U.S. economic activity expanded faster than expected in the final three months of 2022, marking a resilient end to a year defined by stubborn inflation, rising interest rates, and battered financial markets.
The Bureau of Economic Analysis' advance estimate of Q4 U.S. gross domestic product (GDP) showed the economy grew at an annualized pace of 2.9% during the period, faster than consensus forecasts. Economists surveyed by Bloomberg had expected this report to show the U.S. economy grew at an annualized pace of 2.6% during the final three months of 2022.
While the preliminary fourth-quarter reading reflects a slowdown from 3.2% in the prior period, the rise in GDP rounds out a year of healthy growth after the economy contracted in each of the first two quarters of 2022.
For the full year, GDP increased 2.1% compared to 5.9% across 2021, which was the fastest pace of growth since 1984.
The BEA attributed the rise in fourth quarter GDP to broad-based increases in private inventory investment, consumer spending, federal government spending, state and local government spending, and nonresidential fixed investment.
Those components, however, were partly offset by declines in residential fixed investment and exports. Imports, which are a subtraction in the calculation of GDP, also decreased.
Personal consumption expenditures (PCE) — or consumer spending — which comprises roughly two-thirds of domestic activity rose at 2.1% clip, a modest slowdown from 2.3% in the prior quarter.
Some cracks in consumer activity, however, did emerge in the report. While Americans continued to spend on services, the release reflected a decrease in spending on goods, primarily in food and beverages and motor vehicles.
Residential investment also posted a notable drop, plunging 26.7% as home sales waned last year against a backdrop of surging mortgage rates.
"The 2.9% annualized rise in fourth-quarter GDP was a little stronger than we had expected, but the mix of growth was discouraging, and the monthly data suggest the economy lost momentum as the fourth quarter went on," Capital Economics senior U.S. economist Andrew Hunter said in a note. "We still expect the lagged impact of the surge in interest rates to push the economy into a mild recession in the first half of this year."
Pantheon Macroeconomics chief economist Ian Shepherdson also pointed out in a note Thursday's headline GDP data "flatter the underlying picture," as half of overall GDP growth came from inventory builds while foreign trade contributed 0.6% to the reading — neither of which are sustainable sources of economic growth.

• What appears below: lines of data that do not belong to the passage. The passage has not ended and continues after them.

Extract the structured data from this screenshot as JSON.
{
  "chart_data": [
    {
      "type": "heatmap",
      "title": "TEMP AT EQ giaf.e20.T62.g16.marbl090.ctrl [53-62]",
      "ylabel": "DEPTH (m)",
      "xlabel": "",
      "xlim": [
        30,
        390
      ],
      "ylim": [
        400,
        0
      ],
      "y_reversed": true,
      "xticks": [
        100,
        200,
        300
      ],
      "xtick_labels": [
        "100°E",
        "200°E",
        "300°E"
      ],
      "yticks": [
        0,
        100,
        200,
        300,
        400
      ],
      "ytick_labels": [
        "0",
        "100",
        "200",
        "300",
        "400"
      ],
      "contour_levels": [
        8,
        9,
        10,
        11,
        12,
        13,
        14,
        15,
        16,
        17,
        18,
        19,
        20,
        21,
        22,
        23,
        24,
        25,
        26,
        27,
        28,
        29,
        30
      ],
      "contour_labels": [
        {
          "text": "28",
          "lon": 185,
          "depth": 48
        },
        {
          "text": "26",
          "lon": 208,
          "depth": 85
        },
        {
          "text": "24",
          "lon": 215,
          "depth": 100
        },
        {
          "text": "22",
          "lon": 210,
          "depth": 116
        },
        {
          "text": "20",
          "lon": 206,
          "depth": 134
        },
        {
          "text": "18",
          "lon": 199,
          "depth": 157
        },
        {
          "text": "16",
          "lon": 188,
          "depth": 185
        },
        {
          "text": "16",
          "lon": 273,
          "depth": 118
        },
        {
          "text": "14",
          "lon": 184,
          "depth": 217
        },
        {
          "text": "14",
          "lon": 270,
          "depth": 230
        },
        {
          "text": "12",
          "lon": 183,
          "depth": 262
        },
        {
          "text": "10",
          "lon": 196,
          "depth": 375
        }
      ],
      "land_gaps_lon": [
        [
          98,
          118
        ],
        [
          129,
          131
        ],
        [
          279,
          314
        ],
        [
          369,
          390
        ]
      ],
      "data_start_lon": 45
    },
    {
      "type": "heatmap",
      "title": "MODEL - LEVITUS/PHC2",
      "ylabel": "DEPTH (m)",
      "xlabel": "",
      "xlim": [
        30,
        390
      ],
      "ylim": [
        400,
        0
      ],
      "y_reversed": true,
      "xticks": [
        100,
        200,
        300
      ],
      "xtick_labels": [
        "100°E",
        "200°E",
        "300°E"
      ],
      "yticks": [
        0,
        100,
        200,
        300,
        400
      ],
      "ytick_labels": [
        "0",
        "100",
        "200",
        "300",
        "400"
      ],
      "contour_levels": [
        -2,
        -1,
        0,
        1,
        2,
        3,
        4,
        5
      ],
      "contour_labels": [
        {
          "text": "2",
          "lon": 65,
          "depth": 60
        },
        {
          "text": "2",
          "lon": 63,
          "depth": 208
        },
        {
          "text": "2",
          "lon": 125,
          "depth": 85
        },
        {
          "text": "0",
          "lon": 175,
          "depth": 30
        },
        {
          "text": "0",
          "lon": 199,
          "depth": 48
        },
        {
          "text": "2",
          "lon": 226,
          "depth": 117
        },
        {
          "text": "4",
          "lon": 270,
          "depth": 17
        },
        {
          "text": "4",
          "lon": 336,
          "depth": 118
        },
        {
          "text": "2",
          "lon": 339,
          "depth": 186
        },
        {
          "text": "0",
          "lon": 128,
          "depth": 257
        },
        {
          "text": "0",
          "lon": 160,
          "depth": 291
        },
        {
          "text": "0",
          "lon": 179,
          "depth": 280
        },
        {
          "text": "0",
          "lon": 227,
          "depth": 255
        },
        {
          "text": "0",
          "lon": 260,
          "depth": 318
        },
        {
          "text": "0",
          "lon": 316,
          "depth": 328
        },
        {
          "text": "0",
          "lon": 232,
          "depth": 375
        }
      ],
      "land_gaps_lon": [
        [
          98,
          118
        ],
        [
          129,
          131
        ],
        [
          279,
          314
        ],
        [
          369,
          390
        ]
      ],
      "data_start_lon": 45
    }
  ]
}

"We think final demand growth will be minimal in the next couple quarters, with headline GDP falling," Shepherdson said. "Whether this eventually is declared a recession will depend on what happens to employment and incomes, but they are both likely to soften markedly, at least."
Shepherdson added that this data also "does not reflect the full impact of the Fed’s tightening, so these data reinforce our view that further rate hikes are unnecessary."
The U.S. central bank raised interest rates by a cumulative 425 basis points in 2022 from near-zero levels to quell stubborn inflation, with more hikes likely to come early this year. The U.S. labor market has averted any substantial hit from higher rates, while other facets of the economy such as housing and manufacturing have shown signs of a slowdown.
On the inflation front, the Federal Reserve's preferred measure showed prices continued to stabilize during the quarter. The personal consumption expenditures price index rose (PCE) at an annualized 3.2% rate, down from 4.3% in the prior three months.
Core PCE, which strips out the volatile food and energy components of the reading, increased 3.9% year-over-year compared to 4.7% in the prior two quarters.